Who’s right? And how can they disagree so strongly about the basic facts?
It all goes back to the mysteries of Purchasing Power Parities. A PPP adjustment is supposed to take into account the fact that stuff costs different amounts in different countries. Suppose your company needs to send one guy to Buenos Aires and another guy to Oslo. You’re going to want to remember that because Norway has higher taxes and much higher wages than Buenos Aires, that paying the same flat $100,000 salary to both people is going to result in wildly different living standards. Now add on to this the fact that international economic comparisons are made more difficult by the fact that exchange rates tend to fluctuate. Common sense says that the relative living standards of Canadians and French people doesn’t change that much from one year to the next. But the price of a Canadian dollar in euros can swing pretty wildly from year to year or even day to day as modern financial markets tend to have a lot of instability built into them.
There’s a theoretical proposition which says that real exchange rates ought to converge over the long run according to Purchase Power Parity. In other words, the price of the Norwegian krone, the Argentine peso, and the US dollar ought to align themselves over the long term such that $100,000 in Oslo buys you what $100,000 in Buenos Aires buys you.
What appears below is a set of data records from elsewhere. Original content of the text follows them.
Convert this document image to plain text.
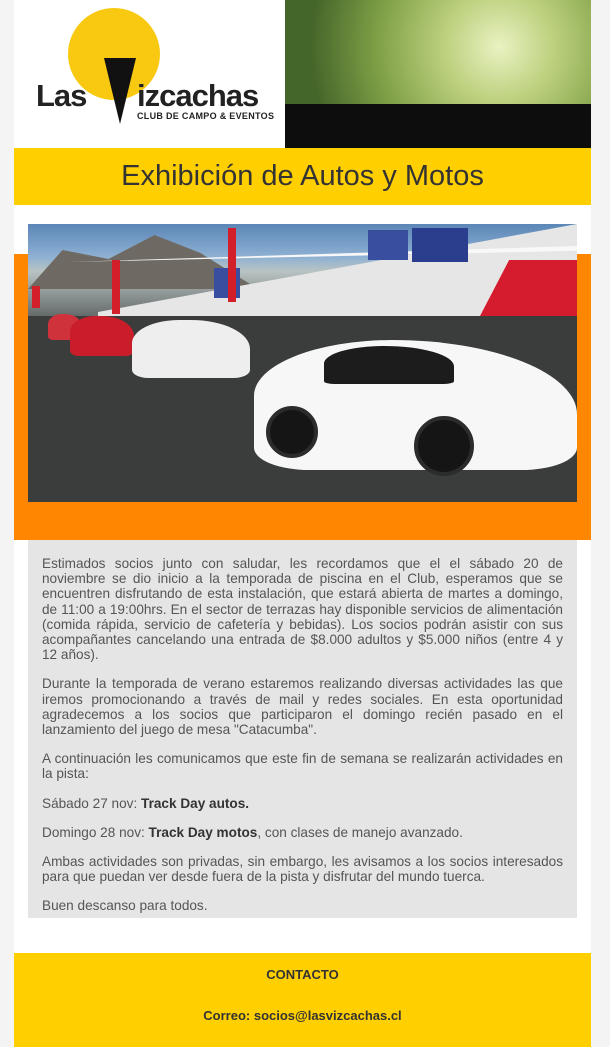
Las izcachas
CLUB DE CAMPO & EVENTOS
Exhibición de Autos y Motos

Estimados socios junto con saludar, les recordamos que el el sábado 20 de noviembre se dio inicio a la temporada de piscina en el Club, esperamos que se encuentren disfrutando de esta instalación, que estará abierta de martes a domingo, de 11:00 a 19:00hrs. En el sector de terrazas hay disponible servicios de alimentación (comida rápida, servicio de cafetería y bebidas). Los socios podrán asistir con sus acompañantes cancelando una entrada de $8.000 adultos y $5.000 niños (entre 4 y 12 años).

Durante la temporada de verano estaremos realizando diversas actividades las que iremos promocionando a través de mail y redes sociales. En esta oportunidad agradecemos a los socios que participaron el domingo recién pasado en el lanzamiento del juego de mesa "Catacumba".

A continuación les comunicamos que este fin de semana se realizarán actividades en la pista:

Sábado 27 nov: Track Day autos.

Domingo 28 nov: Track Day motos, con clases de manejo avanzado.

Ambas actividades son privadas, sin embargo, les avisamos a los socios interesados para que puedan ver desde fuera de la pista y disfrutar del mundo tuerca.

Buen descanso para todos.

CONTACTO
Correo: socios@lasvizcachas.cl
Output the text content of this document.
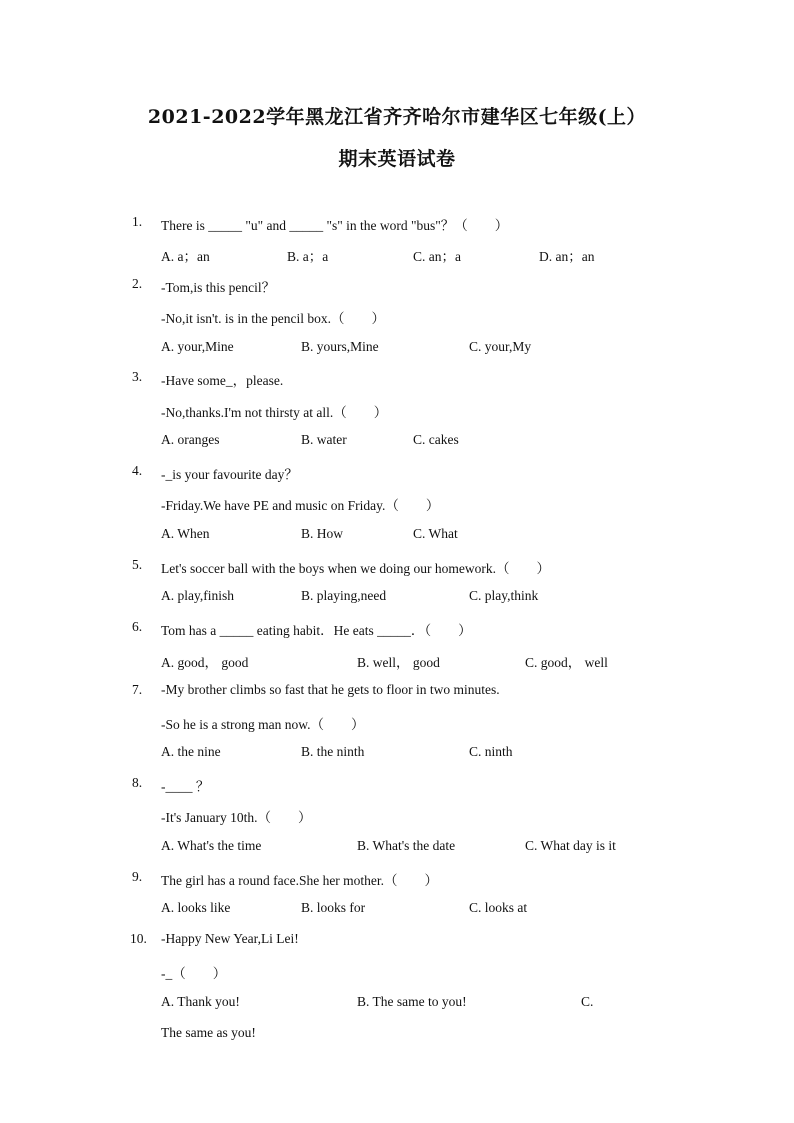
2021-2022学年黑龙江省齐齐哈尔市建华区七年级(上）
期末英语试卷
1. There is _____ "u" and _____ "s" in the word "bus"？（　　）
A. a；an	B. a；a	C. an；a	D. an；an
2. -Tom,is this pencil？
-No,it isn't. is in the pencil box.（　　）
A. your,Mine	B. yours,Mine	C. your,My
3. -Have some_，please.
-No,thanks.I'm not thirsty at all.（　　）
A. oranges	B. water	C. cakes
4. -_is your favourite day？
-Friday.We have PE and music on Friday.（　　）
A. When	B. How	C. What
5. Let's soccer ball with the boys when we doing our homework.（　　）
A. play,finish	B. playing,need	C. play,think
6. Tom has a _____ eating habit．He eats _____．（　　）
A. good， good	B. well， good	C. good， well
7. -My brother climbs so fast that he gets to floor in two minutes.
-So he is a strong man now.（　　）
A. the nine	B. the ninth	C. ninth
8. -____ ？
-It's January 10th.（　　）
A. What's the time	B. What's the date	C. What day is it
9. The girl has a round face.She her mother.（　　）
A. looks like	B. looks for	C. looks at
10. -Happy New Year,Li Lei!
-_（　　）
A. Thank you!	B. The same to you!	C.
The same as you!
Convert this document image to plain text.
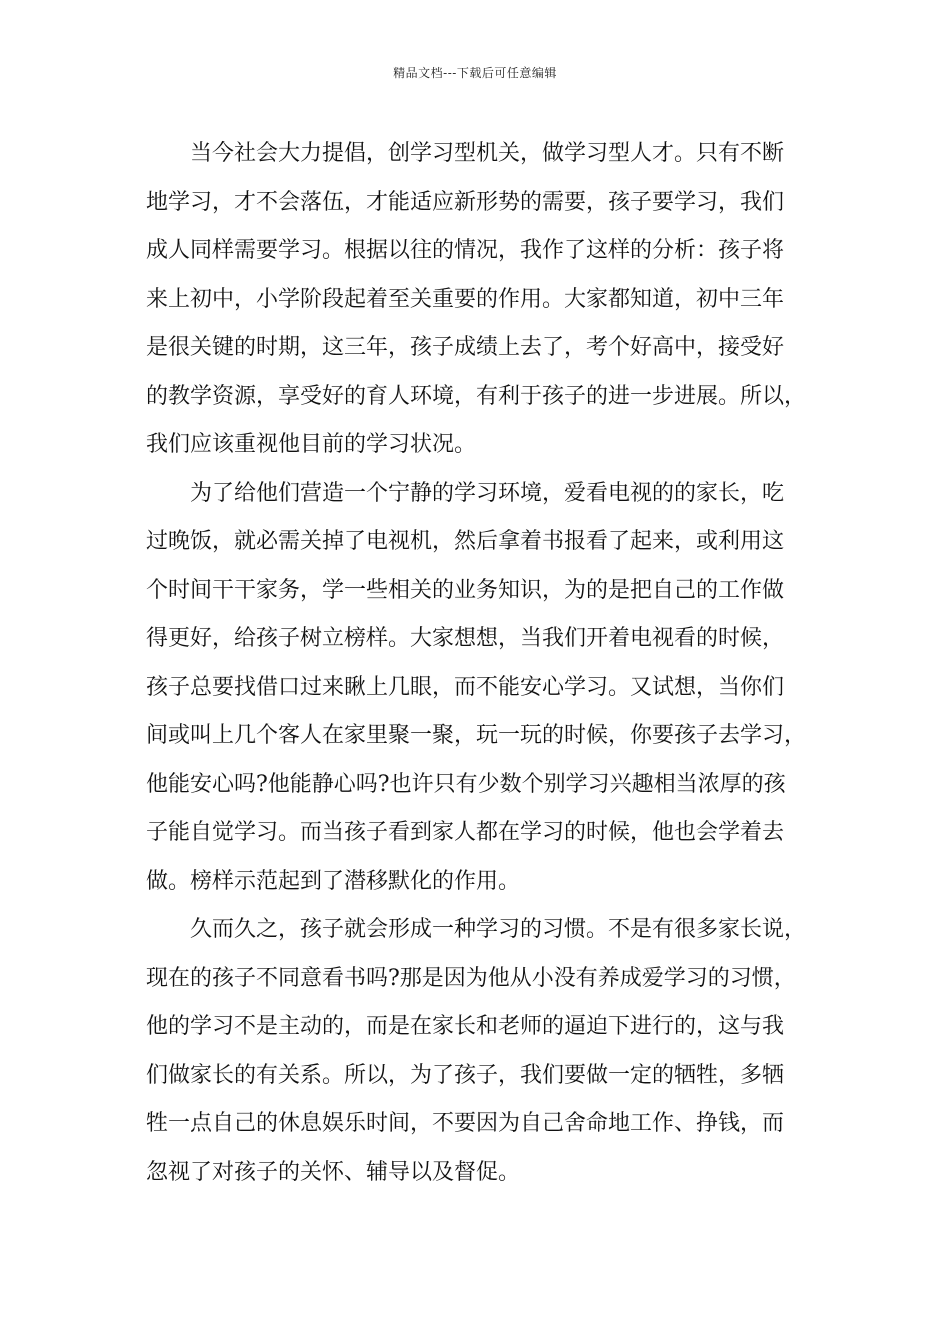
精品文档---下载后可任意编辑

当今社会大力提倡，创学习型机关，做学习型人才。只有不断
地学习，才不会落伍，才能适应新形势的需要，孩子要学习，我们
成人同样需要学习。根据以往的情况，我作了这样的分析：孩子将
来上初中，小学阶段起着至关重要的作用。大家都知道，初中三年
是很关键的时期，这三年，孩子成绩上去了，考个好高中，接受好
的教学资源，享受好的育人环境，有利于孩子的进一步进展。所以，
我们应该重视他目前的学习状况。

为了给他们营造一个宁静的学习环境，爱看电视的的家长，吃
过晚饭，就必需关掉了电视机，然后拿着书报看了起来，或利用这
个时间干干家务，学一些相关的业务知识，为的是把自己的工作做
得更好，给孩子树立榜样。大家想想，当我们开着电视看的时候，
孩子总要找借口过来瞅上几眼，而不能安心学习。又试想，当你们
间或叫上几个客人在家里聚一聚，玩一玩的时候，你要孩子去学习，
他能安心吗?他能静心吗?也许只有少数个别学习兴趣相当浓厚的孩
子能自觉学习。而当孩子看到家人都在学习的时候，他也会学着去
做。榜样示范起到了潜移默化的作用。

久而久之，孩子就会形成一种学习的习惯。不是有很多家长说，
现在的孩子不同意看书吗?那是因为他从小没有养成爱学习的习惯，
他的学习不是主动的，而是在家长和老师的逼迫下进行的，这与我
们做家长的有关系。所以，为了孩子，我们要做一定的牺牲，多牺
牲一点自己的休息娱乐时间，不要因为自己舍命地工作、挣钱，而
忽视了对孩子的关怀、辅导以及督促。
If that actually happened, then Avent would clearly have the right view of the argument. The correct way to assess Japanese economic performance would be to rely on the PPP-adjusted figures, and they clearly show decline. But PPP convergence doesn’t happen in the real world. That’s for a variety of reasons, but the most important of them is that in modern economies most of what people do isn’t tradable—it’s local services. There’s no “steakhouse arbitrage” whereby you can exploit the fact that restaurants are cheaper in Argentina than Norway. Given the fact that PPP convergence fails, I’m always uncertain of in which contexts it’s best to try to apply it. If PPP convergence held, then market exchange rates would give us a real world test of whether PPP algorithms are getting it right. But since it doesn’t hold, we have no test of PPP. There are relatively few contexts in which economists would say we ignore market data and instead favor the output of an opaque international bureaucracy. But most economists side with Avent and prefer the use of PPP-adjusted data. In part that’s for convenience—it strips out the instability—but I also think part of the reason is that use of PPP data tends to make the US look better.